Shamot Academy Award: a night the Old Guard passed the torch to the New Guard of Eritrea Entertainment Industry
In its second annual award show, it is clear to see why it is already one of the most fun-filled nights of the showbiz calendar, with stars from music and film coming together.
In Eritrea, there is a tree, a tree that is green throughout the year and continues to yield fruits nonstop. That particular tree is called Shamot. Similarly, the artist is throughout the year and his/ her life always green and never stops producing works of art to be consumed by the general public. While the tree is a God’s creation, art is solely created by artists. I have always said that Artists, after God, are the only real creators in the physical world.
The Shamot Academy Award, organized by the PFDJ Cultural Affairs branch, now into its second edition, is Eritrea’s equivalent of the Oscars, VMA’s and the people’s choice awards. In fact, it encompasses all these three into one award show in our very own Eritrean way.
As I attended the star-studded show, I was in the midst of great company that was certainly dressed to impress. I was privileged and proud to witness, as I would like to call them, the old and new guards of Eritrean Entertainment Industry that came together to celebrate the vast and rich motion picture productions of the year.
Earlier this week the event began with the Shamot Film week under the beautiful roof of Cinema Asmara. Thirty one short films were on display through out the duration of the week. The film week was attended by 2000 people.
The event gave the audience a chance to select their choice for Best short film, Best Actor and Best actress. The audience’s choice was about the people. The artist at the end of the day makes his art for the people. In a way this enabled the attendees of the film week to be part of the award process, which was great to see.

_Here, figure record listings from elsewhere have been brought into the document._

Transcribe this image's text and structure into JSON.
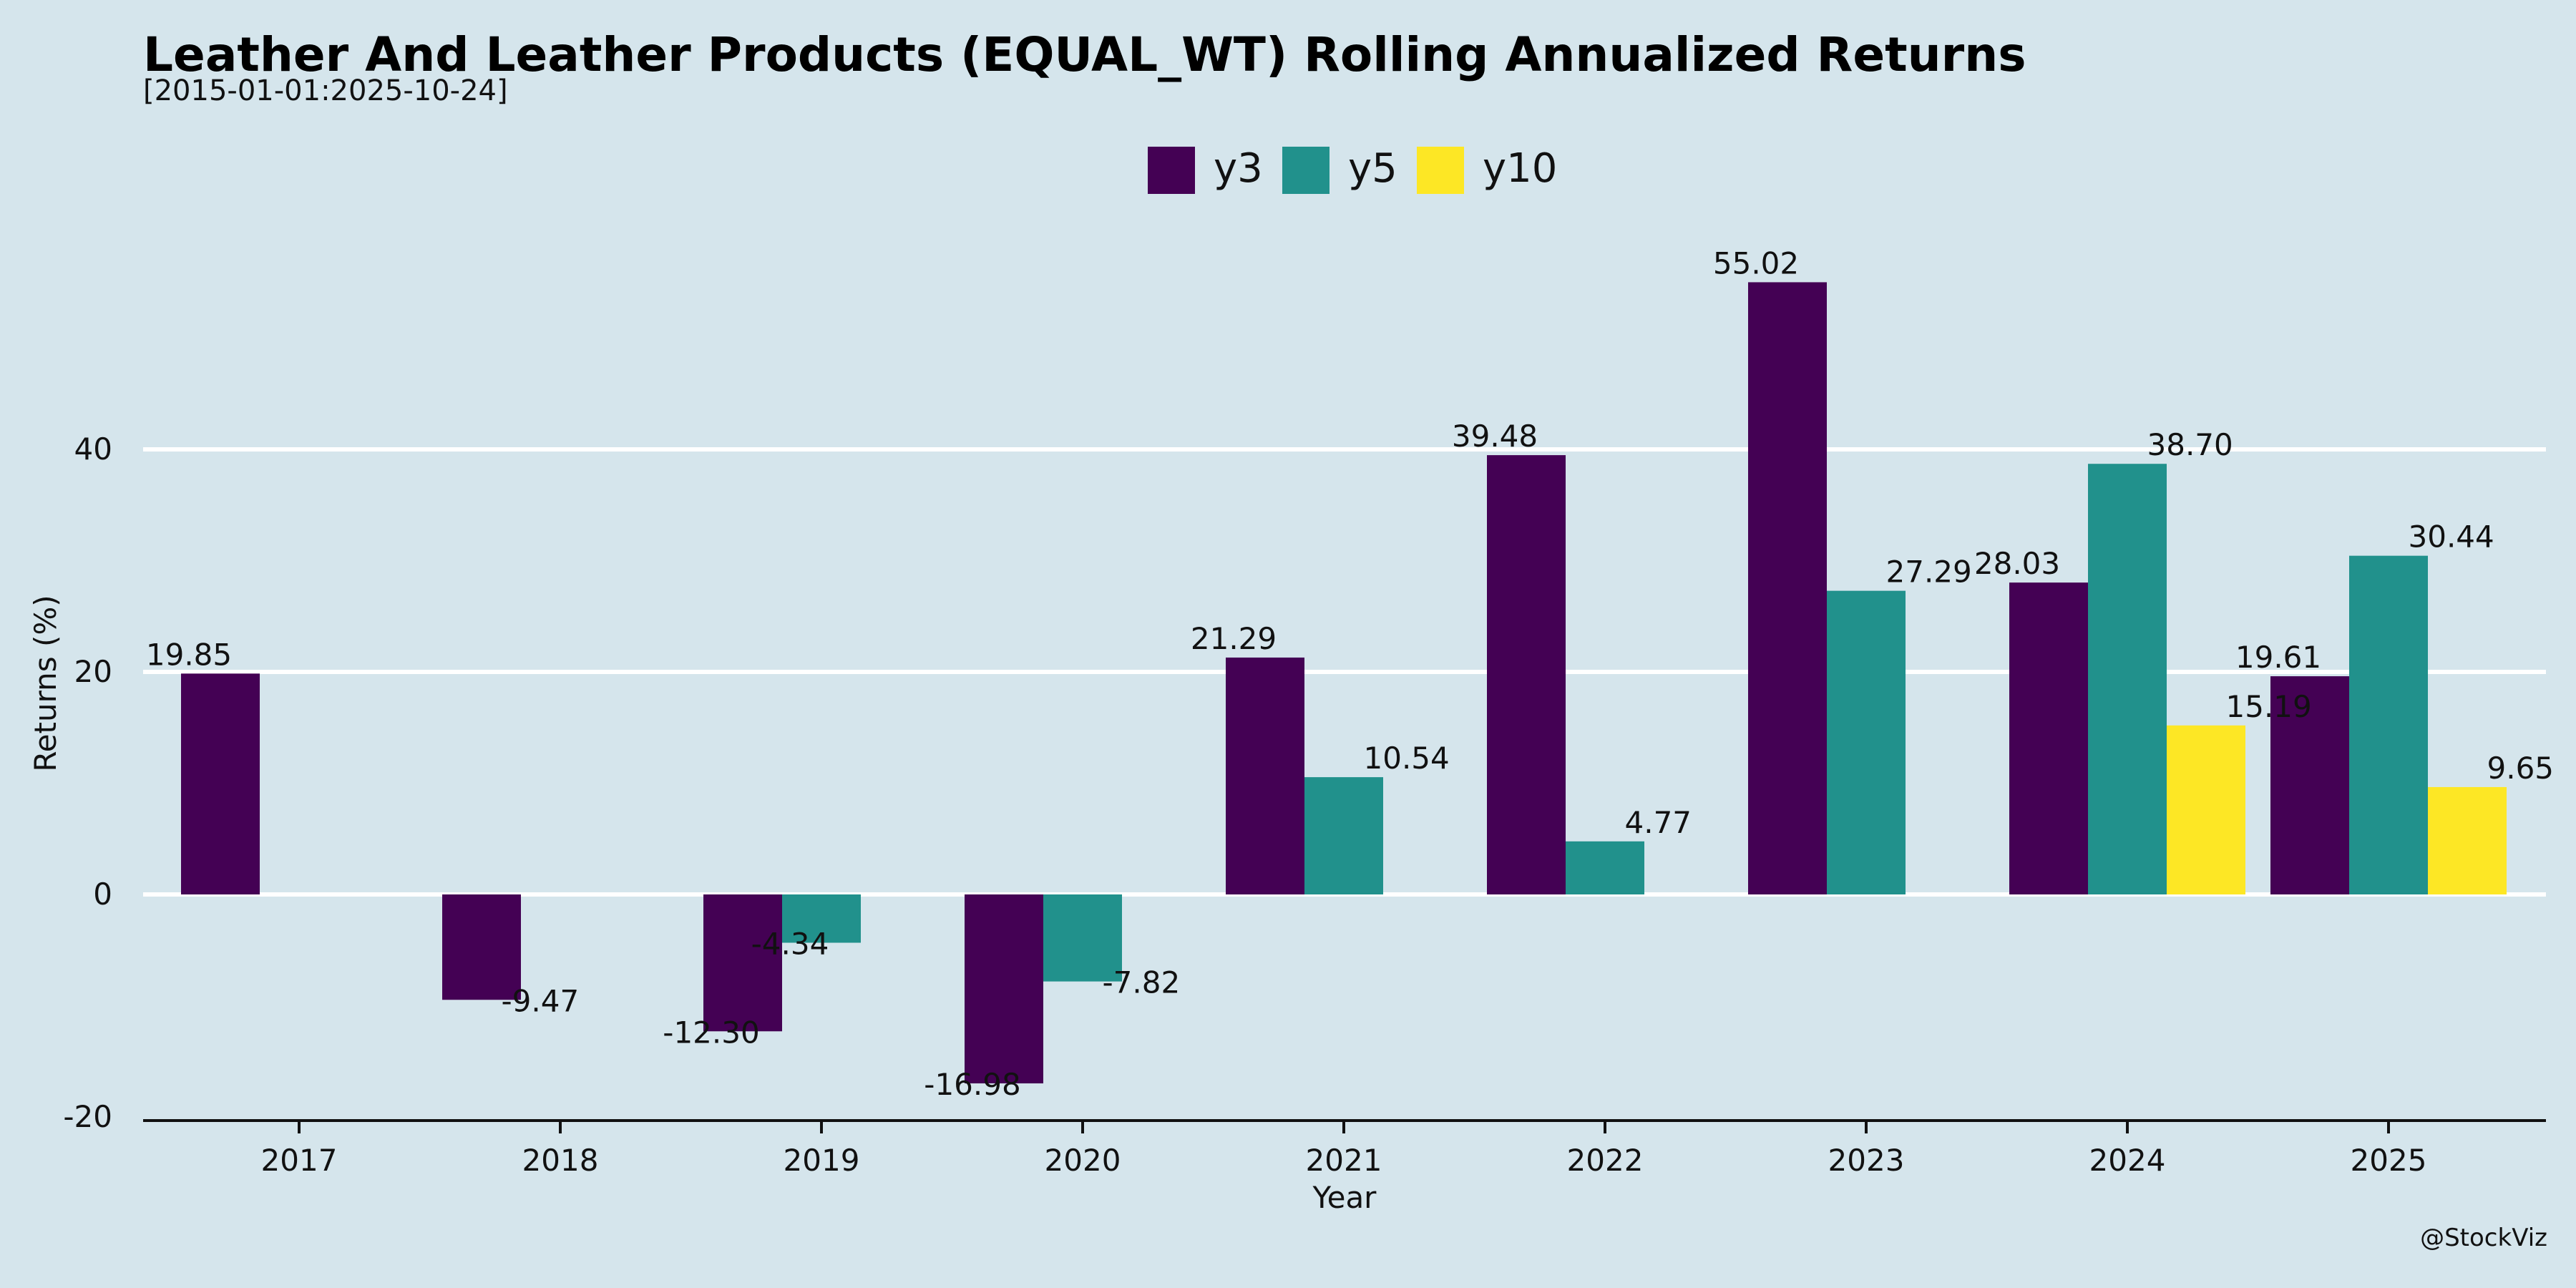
{
  "chart_data": {
    "type": "bar",
    "title": "Leather And Leather Products (EQUAL_WT) Rolling Annualized Returns",
    "subtitle": "[2015-01-01:2025-10-24]",
    "xlabel": "Year",
    "ylabel": "Returns (%)",
    "categories": [
      "2017",
      "2018",
      "2019",
      "2020",
      "2021",
      "2022",
      "2023",
      "2024",
      "2025"
    ],
    "series": [
      {
        "name": "y3",
        "color": "#440154",
        "values": [
          19.85,
          -9.47,
          -12.3,
          -16.98,
          21.29,
          39.48,
          55.02,
          28.03,
          19.61
        ]
      },
      {
        "name": "y5",
        "color": "#21918c",
        "values": [
          null,
          null,
          -4.34,
          -7.82,
          10.54,
          4.77,
          27.29,
          38.7,
          30.44
        ]
      },
      {
        "name": "y10",
        "color": "#fde725",
        "values": [
          null,
          null,
          null,
          null,
          null,
          null,
          null,
          15.19,
          9.65
        ]
      }
    ],
    "ylim": [
      -20,
      62
    ],
    "yticks": [
      -20,
      0,
      20,
      40
    ],
    "grid": true,
    "legend_position": "top-center"
  },
  "credit": "@StockViz"
}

The weeklong event then culminated in an award giving ceremony held two days ago. The show began with a moment of silence in remembrance of our martyrs followed by a short comedy skit. A total of 131 music clips entered the competition. Clips made in the Eritrean languages — Tigre, Bidawet, Bilen, Kunama, Nara, Saho and Afar — made this year’s awards inclusive. The Short film category included a total of 41 nominated pictures which also included three short films made abroad. The production of Eritrean feature films have been declining over the last five years, but through the efforts and urgent calls made by the award committee a total of 19 new feature films made appearance in this year’s award event. This is seen as a step in the right direction for the industry.
On the night, Qerana won awards for best short film and best script, while the award for best feature film went to Zeysiger dob. In the other categories, Dagm won for best editing and Seb Chekinu for best Cinematography respectively in the short film category.
The highly anticipated award for best song went to Merhawi Tewolde for Me’as Hamike. On the other hand, Hello won best cinematography, Yonatan Dula’s Rekibe won for best editing and Yonas Mihreteab (Minus) took best director for his efforts in Goney, while award for best picture for a clip went to Zeymalsey.
The audience’s choice of best short film, contrary to the mainstream award, went to Xor Hasabat and main leads in the film Aman Hamid (Badsha) and LulBahri respectively won the audience choice of best actor and actress.
Lulbahri, 12 years old, has become the youngest actress to win the award. Aman Hamid (Badsha) described the young actress as dynamic. At such a young age she has already proven to be, just as her mother, a fan’s favorite and it is a well deserved honor too.
The other side of the event was performance on the stage from the renowned band Boba and short comedy skits by up and coming young actress and winner of the audiences’ best actress award Lulbahri. But what gripped the audience on the night was a duet by vocalists Elham and Barnobas. Singing Nibat Fikri, roughly translated as Tears of Love, was a performance worthy of the night and the cinema itself. The Stage they occupied was once an Opera house in its heyday. Elham’s and Barnobas’s voices reverberated across the theatre, the audience clearly moved by the performance. The event was an all-round success.
Awards shows signify that a movie, TV show or music clip is worthy our attention. More importantly, it forces producers in these mediums to actually make content that would get attention. For all forms of media, awards serve an important role, both in discovery for watchers, listeners, and readers, and to push creators to create and finance more prestigious content. This helps to promote a better quality of media. Though still in its infancy, Shamot Academy Award is heading in the right direction; awards give recognition to artists and shed the much needed light on their work.
Most of the nominees and winners on the night were from the new generation, led by legends who paved the way for Eritrean Arts industry to flourish throughout Eritrea’s history. In a way, the event on Thursday solidified the bond between the old guard and the new guard.